Tchad : l’ENA organise une conférence sur la décentralisation et les conseils provinciaux

Tchad : l’ENA organise une conférence sur la décentralisation et les conseils provinciaux

L’École Nationale d’Administration (ENA) a convié, ce vendredi après-midi, une assemblée studieuse pour explorer un sujet au cœur des défis actuels : la décentralisation et le rôle des conseils provinciaux dans le développement du Tchad

L’événement, baptisé « Les Grands rendez-vous de l’ENA », a accueilli un public varié : étudiants en formation, fonctionnaires, administrateurs civils et acteurs politiques. La conférence-débat, animée par Albert Pahimi Padacké, sénateur et ancien Premier ministre, a offert une analyse approfondie sur le thème : « De la décentralisation dans la dynamique du développement : cas des conseils provinciaux ».

Avec une expérience politique de plusieurs décennies, Pahimi Padacké a partagé une vision à la fois pragmatique et visionnaire. Il a ouvert son intervention en soulignant l’importance d’échanger avec les participants sur un sujet aussi crucial que la décentralisation, un processus qui redéfinit les rapports entre l’État et les collectivités locales.

L’orateur a replacé le débat dans son contexte historique et international, rappelant que la décentralisation au Tchad a pris un nouvel essor dans les années 1990. Cette période a été marquée par des transitions démocratiques en Afrique, la pression des partenaires techniques et financiers, ainsi que l’émergence d’une gouvernance centrée sur les besoins des populations.

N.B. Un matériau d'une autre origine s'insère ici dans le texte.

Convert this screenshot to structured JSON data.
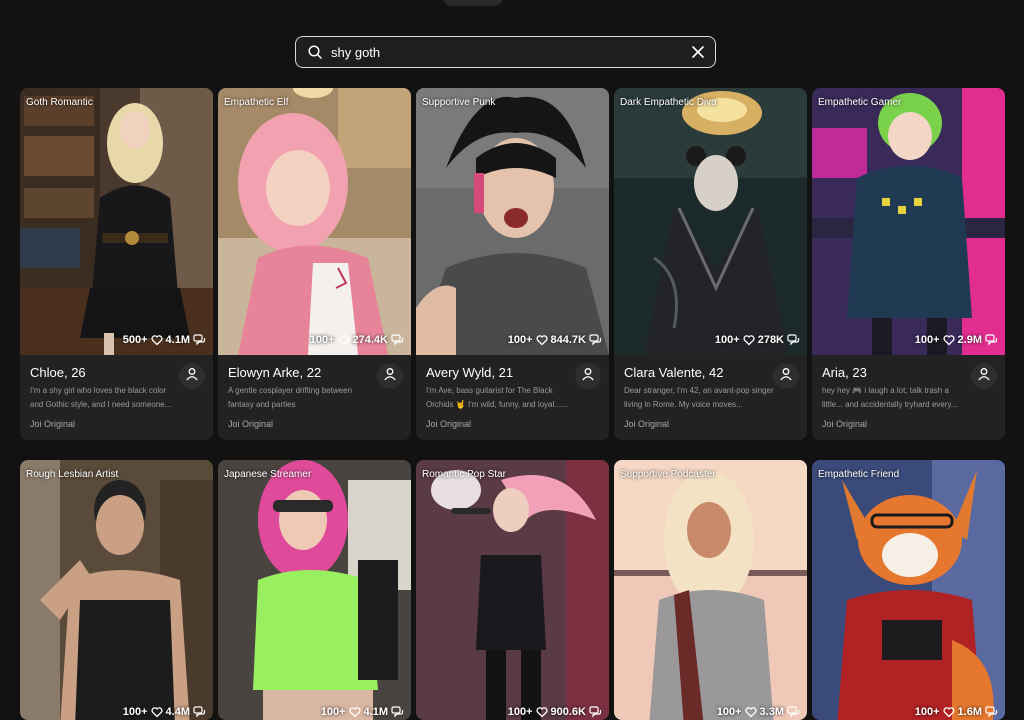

La problématique centrale de la conférence était claire : les conseils provinciaux peuvent-ils devenir des leviers de développement ou le sont-ils déjà ? Pahimi Padacké a structuré son propos autour de trois axes majeurs :

  • Les fondements politiques et juridiques de la décentralisation comme moteur de croissance locale.
  • Les obstacles persistants qui freinent l’efficacité des conseils provinciaux.
  • Les solutions concrètes pour transformer ces instances en acteurs clés du développement.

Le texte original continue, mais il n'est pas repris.